Aurélien Pierre : Ce projet est le fruit d’une rencontre avec Vincent Ard, archéologue au CNRS spécialiste du mégalithisme ouest-européen et co-directeur de la mission Abaya. Il souhaitait y associer un volet conservation, restauration et valorisation des sites, que notre musée pouvait apporter. De plus le sujet n’avait jamais fait l’objet d’exposition et entrait en résonance avec notre collection de statues-menhirs et notre série de présentations traitant de la figuration humaine et du mégalithisme dans les sociétés préhistoriques ou extra-européennes. Cet événement, pensé sur le long terme, va de pair avec une publication bilingue (en anglais et en amharique), un programme de sensibilisation avec les habitants de la région et se prolongera par une exposition à Addis-Abeba – car ce patrimoine est méconnu même en Éthiopie !

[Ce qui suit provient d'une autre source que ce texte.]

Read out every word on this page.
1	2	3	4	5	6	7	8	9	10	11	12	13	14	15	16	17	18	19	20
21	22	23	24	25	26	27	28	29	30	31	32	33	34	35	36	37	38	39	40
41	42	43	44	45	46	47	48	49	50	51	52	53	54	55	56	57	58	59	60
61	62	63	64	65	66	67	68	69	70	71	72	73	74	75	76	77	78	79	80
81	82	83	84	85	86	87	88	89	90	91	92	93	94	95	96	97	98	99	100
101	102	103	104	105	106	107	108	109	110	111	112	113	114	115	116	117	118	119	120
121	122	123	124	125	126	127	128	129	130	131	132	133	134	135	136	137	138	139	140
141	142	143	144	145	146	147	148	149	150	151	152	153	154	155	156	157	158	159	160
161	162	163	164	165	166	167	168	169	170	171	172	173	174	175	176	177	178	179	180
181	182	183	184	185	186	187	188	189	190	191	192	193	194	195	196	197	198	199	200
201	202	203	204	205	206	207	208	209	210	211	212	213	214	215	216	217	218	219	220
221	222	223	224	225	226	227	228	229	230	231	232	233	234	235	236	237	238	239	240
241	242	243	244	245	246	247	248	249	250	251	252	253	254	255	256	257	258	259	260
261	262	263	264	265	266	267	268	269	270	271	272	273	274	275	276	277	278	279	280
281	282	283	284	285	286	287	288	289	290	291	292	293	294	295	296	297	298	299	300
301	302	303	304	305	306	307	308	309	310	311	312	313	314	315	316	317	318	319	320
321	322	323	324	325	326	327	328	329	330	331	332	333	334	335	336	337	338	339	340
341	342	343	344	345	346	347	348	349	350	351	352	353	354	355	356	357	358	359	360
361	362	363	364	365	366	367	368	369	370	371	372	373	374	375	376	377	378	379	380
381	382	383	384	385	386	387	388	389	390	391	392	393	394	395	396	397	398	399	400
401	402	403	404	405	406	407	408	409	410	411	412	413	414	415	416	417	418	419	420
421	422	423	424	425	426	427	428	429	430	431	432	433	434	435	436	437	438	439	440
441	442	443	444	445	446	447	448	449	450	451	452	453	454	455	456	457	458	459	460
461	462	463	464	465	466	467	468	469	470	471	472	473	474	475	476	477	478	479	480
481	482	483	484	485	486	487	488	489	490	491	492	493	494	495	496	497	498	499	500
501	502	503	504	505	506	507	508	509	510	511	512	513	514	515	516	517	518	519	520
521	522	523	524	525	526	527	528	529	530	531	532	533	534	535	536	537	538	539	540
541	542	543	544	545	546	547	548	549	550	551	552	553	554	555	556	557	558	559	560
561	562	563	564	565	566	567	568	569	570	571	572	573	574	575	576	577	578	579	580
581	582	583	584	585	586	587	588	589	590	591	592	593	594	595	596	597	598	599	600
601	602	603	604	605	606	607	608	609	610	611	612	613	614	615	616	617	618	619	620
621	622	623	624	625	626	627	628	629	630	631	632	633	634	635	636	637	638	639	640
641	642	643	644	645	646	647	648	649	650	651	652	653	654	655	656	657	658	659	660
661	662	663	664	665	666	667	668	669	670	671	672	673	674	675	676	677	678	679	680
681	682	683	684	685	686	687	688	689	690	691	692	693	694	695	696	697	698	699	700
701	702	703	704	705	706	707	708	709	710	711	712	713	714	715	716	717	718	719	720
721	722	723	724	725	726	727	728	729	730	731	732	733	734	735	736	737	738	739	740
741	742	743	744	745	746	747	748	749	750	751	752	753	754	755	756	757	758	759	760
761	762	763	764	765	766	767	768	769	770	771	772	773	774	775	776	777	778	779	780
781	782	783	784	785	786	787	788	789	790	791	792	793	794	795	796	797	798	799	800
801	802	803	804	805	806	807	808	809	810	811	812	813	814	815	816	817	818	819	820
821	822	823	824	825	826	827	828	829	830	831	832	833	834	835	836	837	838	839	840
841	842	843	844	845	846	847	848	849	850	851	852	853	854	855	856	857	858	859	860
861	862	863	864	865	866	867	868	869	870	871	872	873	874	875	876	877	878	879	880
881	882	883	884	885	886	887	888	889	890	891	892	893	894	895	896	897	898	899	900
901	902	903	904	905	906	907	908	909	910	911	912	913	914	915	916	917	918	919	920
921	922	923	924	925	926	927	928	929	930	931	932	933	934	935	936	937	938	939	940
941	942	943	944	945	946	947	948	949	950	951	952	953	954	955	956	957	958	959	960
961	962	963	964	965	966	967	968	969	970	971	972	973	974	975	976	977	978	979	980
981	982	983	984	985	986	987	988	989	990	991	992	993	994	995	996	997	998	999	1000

Où se trouvent ces sites ?
Anne-Lise Goujon : Dans le sud-ouest du pays. Ils ne font pas partie des circuits touristiques traditionnels ; c’est une chance mais cela les empêche aussi de bénéficier d’une politique de conservation, d’une bonne sensibilisation et d’une petite économie touristique. Toutefois, en septembre 2023, le « paysage culturel du pays Gedeo » a été inscrit sur la Liste du patrimoine mondial de l’Unesco, une reconnaissance qui inclut aussi bien l’agroforesterie traditionnelle que les sites mégalithiques. La région que nous étudions comprend donc, outre le pays Gedeo, l’Oromo Guji et le Sidaana, avec une densité incroyable : près de 130 sites et 10 000 colonnes identifiés.
![Vue du pays Gedeo et de son agroforesterie traditionnelle. © A. Pierre, mission Abaya 2023](https://www.actu-culture.com/wp-content/uploads/2024/07/2-Ethiopie-scaled.jpg)

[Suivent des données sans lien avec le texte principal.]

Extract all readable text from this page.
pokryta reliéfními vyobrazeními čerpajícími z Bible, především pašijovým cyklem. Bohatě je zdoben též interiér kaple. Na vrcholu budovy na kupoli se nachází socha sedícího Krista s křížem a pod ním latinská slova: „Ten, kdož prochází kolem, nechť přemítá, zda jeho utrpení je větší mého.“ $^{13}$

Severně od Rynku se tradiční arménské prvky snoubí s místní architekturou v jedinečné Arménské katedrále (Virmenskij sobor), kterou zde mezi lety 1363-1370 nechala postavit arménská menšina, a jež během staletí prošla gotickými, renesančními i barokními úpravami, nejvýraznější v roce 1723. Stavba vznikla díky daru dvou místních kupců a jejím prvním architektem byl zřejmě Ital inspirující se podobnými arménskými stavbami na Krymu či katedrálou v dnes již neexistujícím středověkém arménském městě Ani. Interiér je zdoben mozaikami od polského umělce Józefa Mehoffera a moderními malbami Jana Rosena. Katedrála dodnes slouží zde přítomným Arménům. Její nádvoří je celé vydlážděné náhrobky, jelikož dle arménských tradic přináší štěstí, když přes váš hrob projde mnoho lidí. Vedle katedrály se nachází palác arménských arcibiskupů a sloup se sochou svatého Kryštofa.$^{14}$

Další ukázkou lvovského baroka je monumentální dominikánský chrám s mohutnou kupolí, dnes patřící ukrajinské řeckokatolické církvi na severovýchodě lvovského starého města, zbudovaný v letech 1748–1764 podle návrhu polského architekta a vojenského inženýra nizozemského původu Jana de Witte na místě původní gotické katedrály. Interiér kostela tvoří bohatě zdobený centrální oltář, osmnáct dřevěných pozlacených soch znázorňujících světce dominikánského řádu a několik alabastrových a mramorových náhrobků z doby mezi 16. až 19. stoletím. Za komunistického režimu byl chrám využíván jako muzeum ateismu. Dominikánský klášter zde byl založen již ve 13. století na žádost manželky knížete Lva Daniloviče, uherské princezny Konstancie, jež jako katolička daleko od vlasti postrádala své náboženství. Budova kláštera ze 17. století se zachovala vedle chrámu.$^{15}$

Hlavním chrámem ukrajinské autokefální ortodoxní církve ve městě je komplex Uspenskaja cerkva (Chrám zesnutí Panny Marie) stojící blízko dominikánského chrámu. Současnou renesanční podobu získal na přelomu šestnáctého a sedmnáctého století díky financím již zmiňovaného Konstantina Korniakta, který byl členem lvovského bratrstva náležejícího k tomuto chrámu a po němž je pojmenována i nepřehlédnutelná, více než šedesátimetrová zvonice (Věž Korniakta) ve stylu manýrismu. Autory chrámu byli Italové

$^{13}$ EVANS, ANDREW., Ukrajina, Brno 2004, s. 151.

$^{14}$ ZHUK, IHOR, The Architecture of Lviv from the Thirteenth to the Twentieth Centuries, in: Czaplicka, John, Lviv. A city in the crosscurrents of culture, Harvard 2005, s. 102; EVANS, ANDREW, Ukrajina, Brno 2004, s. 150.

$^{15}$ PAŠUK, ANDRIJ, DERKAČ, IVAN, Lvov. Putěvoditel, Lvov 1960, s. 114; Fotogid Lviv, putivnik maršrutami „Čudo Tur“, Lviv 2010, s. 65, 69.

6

Les paysages entourant ces sites sont très marquants. Quels sont-ils ?
A. P. : Il ne faut pas se laisser tromper par leur aspect sauvage et luxuriant ! Ils cachent en réalité une mise en culture dense et une très forte anthropisation qui reposent sur une agroforesterie traditionnelle qui combine la culture du café et de l’ensète (un proche cousin des bananiers) en association avec de grands arbres qui servent de couvert végétal. Ce système autosuffisant et non mécanisé, assurant la sécurité alimentaire de ses habitants, s’organise en petites exploitations familiales situées à côté des habitats. Nous voyons aussi que, depuis un siècle, cette agroforesterie s’est intensifiée ; auparavant les paysages étaient plus ouverts, avec davantage de plaines et d’élevage. L’enjeu est donc très fort entre les contraintes économiques et la valorisation des sites, qui se trouvent au milieu de zones soumises aussi à une forte pression démographique, aux changements climatiques comme au développement de l’exploitation forestière. Au cours des siècles, ce patrimoine en pierre a largement été détruit et réutilisé, partiellement ou en intégralité, en remploi (dans des églises, des bâtiments de stockage, pour construire des ponts, des seuils de portes, etc.). Aujourd’hui, le Bureau régional de la Culture et du Tourisme d’Éthiopie a clôturé les quatre sites les plus connus : Tuto Fela, Chelba-Tutitti, Sakaro Sodo et Sede Mercato.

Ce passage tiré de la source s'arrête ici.